Paul Nguyen's Ensemble RNN Modeling for NER data.

Primary LanguageJupyter Notebook

Oscer Project Test

Presented here is an ensemble of three different RNN architectures developed for the task of NER classification. In particular, the RNNs used were vanilla RNNs, GRU RNNs, and LSTM RNNs. The language used to develop the code was PyTorch.

I highly recommend starting with the Guide notebook just to get a feel for what is going on!

Setup/Installation

This project was built and tested with Python 3.8. The required packages and their versions are located in the requirements.txt file.

To run this project, first clone the repository and install the required python packages with the requirements.txt:

cd <directory you want to install to>
git clone https://github.com/mathematicsofpaul/models
cd models
conda create -n paul_nguyen python=3.8 
pip install -r requirements.txt 

#pip install ipykernel #if you intend on experimenting with the notebook 
#pip install notebook 

The following are the neccessary commands to run the code:

python train.py 
python test.py
python pipeline.py "Clustering of missense mutations in the ataxia-telangiectasia gene in a sporadic T-cell leukaemia." 

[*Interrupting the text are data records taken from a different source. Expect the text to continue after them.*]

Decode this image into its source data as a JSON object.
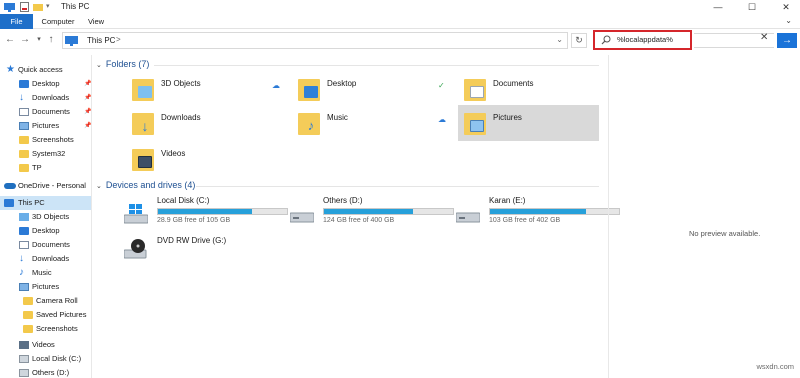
{
  "window": {
    "title": "This PC",
    "minimize": "—",
    "maximize": "☐",
    "close": "✕"
  },
  "ribbon": {
    "tabs": [
      "File",
      "Computer",
      "View"
    ],
    "expand_icon": "chevron-down-icon"
  },
  "address": {
    "path": "This PC",
    "separator": ">",
    "search_value": "%localappdata%",
    "search_clear": "✕",
    "search_go": "→"
  },
  "sidebar": {
    "items": [
      {
        "label": "Quick access",
        "icon": "star-icon",
        "pinned": false
      },
      {
        "label": "Desktop",
        "icon": "desktop-icon",
        "pinned": true
      },
      {
        "label": "Downloads",
        "icon": "downloads-icon",
        "pinned": true
      },
      {
        "label": "Documents",
        "icon": "documents-icon",
        "pinned": true
      },
      {
        "label": "Pictures",
        "icon": "pictures-icon",
        "pinned": true
      },
      {
        "label": "Screenshots",
        "icon": "folder-icon",
        "pinned": false
      },
      {
        "label": "System32",
        "icon": "folder-icon",
        "pinned": false
      },
      {
        "label": "TP",
        "icon": "folder-icon",
        "pinned": false
      },
      {
        "label": "OneDrive - Personal",
        "icon": "onedrive-icon",
        "pinned": false
      },
      {
        "label": "This PC",
        "icon": "pc-icon",
        "pinned": false
      },
      {
        "label": "3D Objects",
        "icon": "3d-objects-icon",
        "pinned": false
      },
      {
        "label": "Desktop",
        "icon": "desktop-icon",
        "pinned": false
      },
      {
        "label": "Documents",
        "icon": "documents-icon",
        "pinned": false
      },
      {
        "label": "Downloads",
        "icon": "downloads-icon",
        "pinned": false
      },
      {
        "label": "Music",
        "icon": "music-icon",
        "pinned": false
      },
      {
        "label": "Pictures",
        "icon": "pictures-icon",
        "pinned": false
      },
      {
        "label": "Camera Roll",
        "icon": "folder-icon",
        "pinned": false
      },
      {
        "label": "Saved Pictures",
        "icon": "folder-icon",
        "pinned": false
      },
      {
        "label": "Screenshots",
        "icon": "folder-icon",
        "pinned": false
      },
      {
        "label": "Videos",
        "icon": "videos-icon",
        "pinned": false
      },
      {
        "label": "Local Disk (C:)",
        "icon": "drive-icon",
        "pinned": false
      },
      {
        "label": "Others (D:)",
        "icon": "drive-icon",
        "pinned": false
      }
    ]
  },
  "folders": {
    "header": "Folders (7)",
    "items": [
      {
        "name": "3D Objects",
        "status": ""
      },
      {
        "name": "Desktop",
        "status": "cloud"
      },
      {
        "name": "Documents",
        "status": "synced"
      },
      {
        "name": "Downloads",
        "status": ""
      },
      {
        "name": "Music",
        "status": ""
      },
      {
        "name": "Pictures",
        "status": "cloud"
      },
      {
        "name": "Videos",
        "status": ""
      }
    ]
  },
  "drives": {
    "header": "Devices and drives (4)",
    "items": [
      {
        "name": "Local Disk (C:)",
        "free": "28.9 GB free of 105 GB",
        "used_fraction": 0.725
      },
      {
        "name": "Others (D:)",
        "free": "124 GB free of 400 GB",
        "used_fraction": 0.69
      },
      {
        "name": "Karan (E:)",
        "free": "103 GB free of 402 GB",
        "used_fraction": 0.744
      },
      {
        "name": "DVD RW Drive (G:)",
        "free": "",
        "used_fraction": null
      }
    ]
  },
  "preview": {
    "text": "No preview available."
  },
  "watermark": "wsxdn.com",
  "colors": {
    "accent": "#1e6fc9",
    "search_highlight": "#d5262b",
    "drive_bar": "#26a0da",
    "selection": "#cce4f7"
  }
}
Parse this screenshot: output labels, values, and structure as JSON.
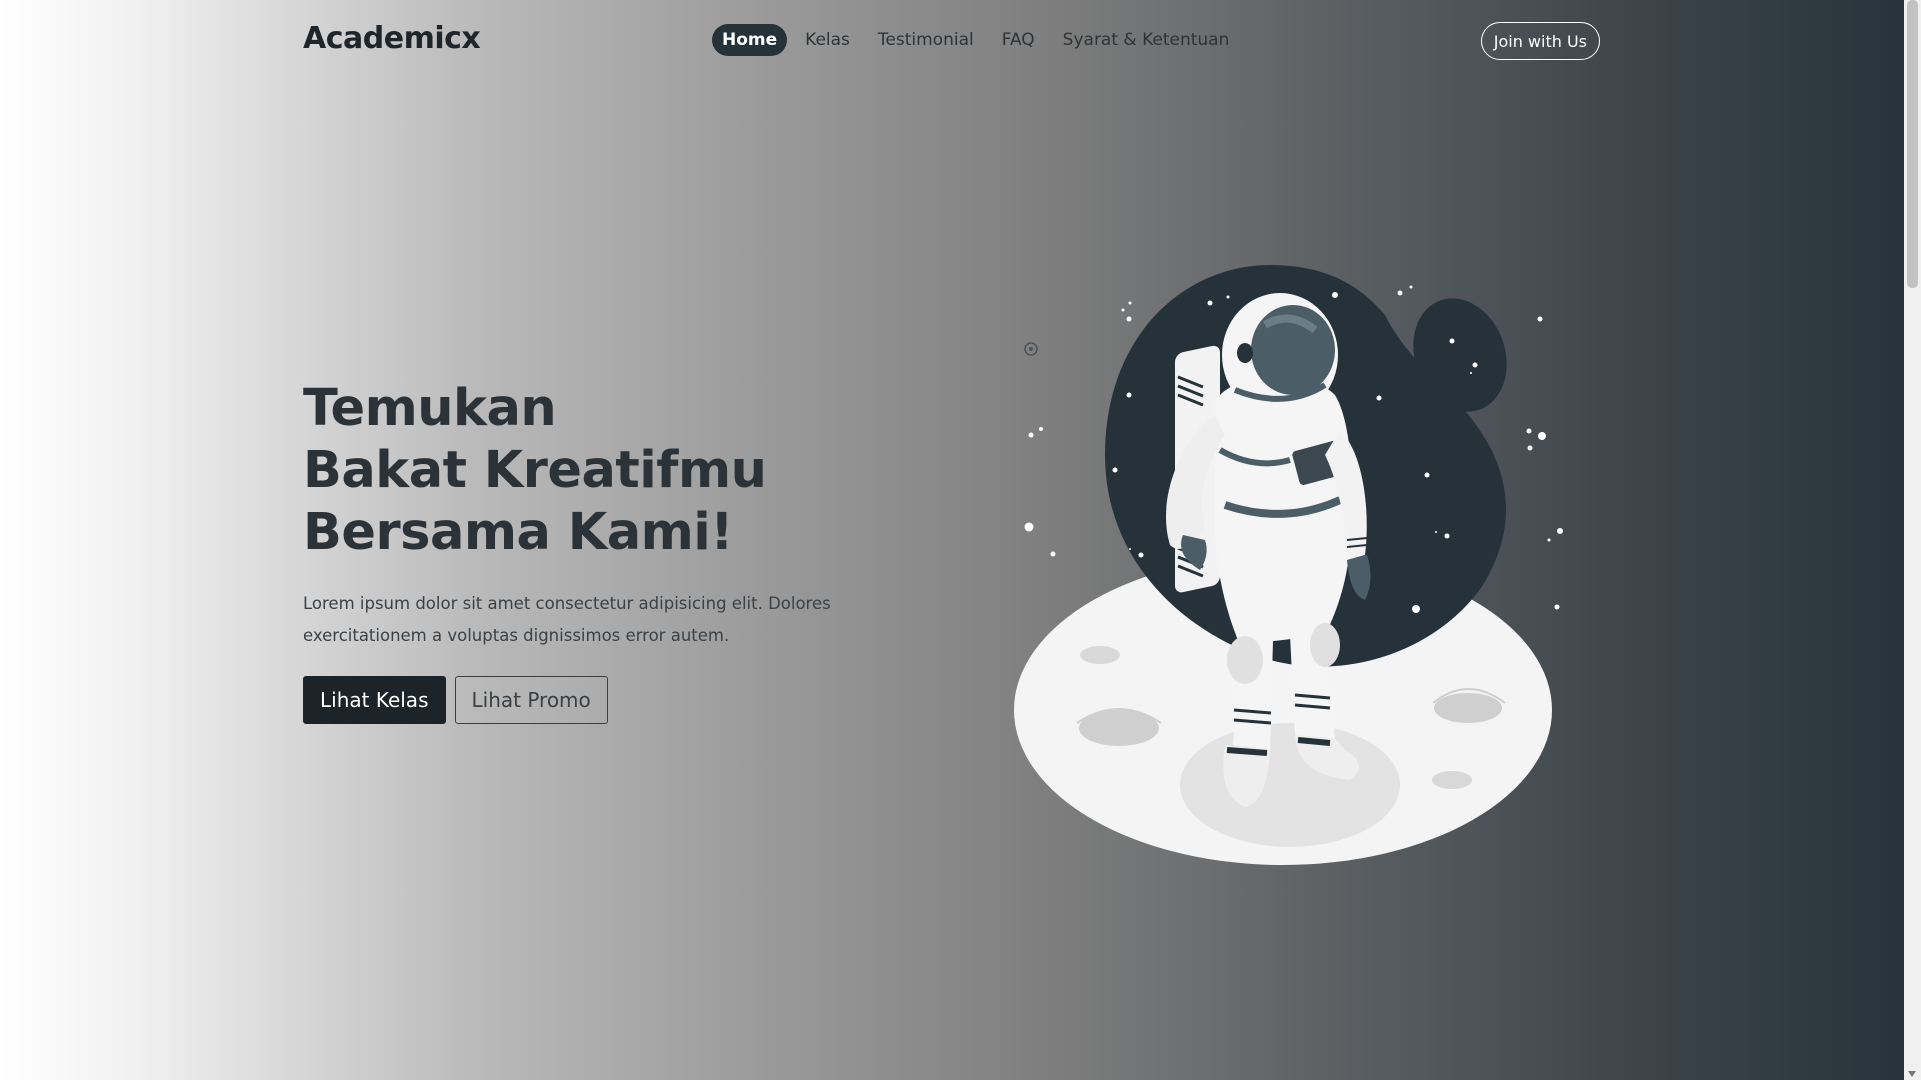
{
  "brand": {
    "name": "Academicx"
  },
  "nav": {
    "items": [
      {
        "label": "Home",
        "active": true
      },
      {
        "label": "Kelas",
        "active": false
      },
      {
        "label": "Testimonial",
        "active": false
      },
      {
        "label": "FAQ",
        "active": false
      },
      {
        "label": "Syarat & Ketentuan",
        "active": false
      }
    ],
    "cta_label": "Join with Us"
  },
  "hero": {
    "title_lines": [
      "Temukan",
      "Bakat Kreatifmu",
      "Bersama Kami!"
    ],
    "description": "Lorem ipsum dolor sit amet consectetur adipisicing elit. Dolores exercitationem a voluptas dignissimos error autem.",
    "primary_button": "Lihat Kelas",
    "secondary_button": "Lihat Promo"
  },
  "illustration": {
    "icon": "astronaut-on-moon-illustration"
  },
  "colors": {
    "dark": "#26323a",
    "accent_gray": "#4b5d66",
    "moon": "#f2f2f2"
  }
}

Note: the phrase above was drawn from a random article from the internet. (out of sample)

Things you should know:

  1. Since I used Glove embeddings for the vocab vector assignment, the initial waiting time to download the embeddings was quite long roughly ~7min or so.
  2. The analysis was done on an Nvidia gpu 1080ti with CUDA 11.0.
  3. I have set the N_EPOCH value to 40, but if it takes too long to train then the value can be adjusted in the config.py file.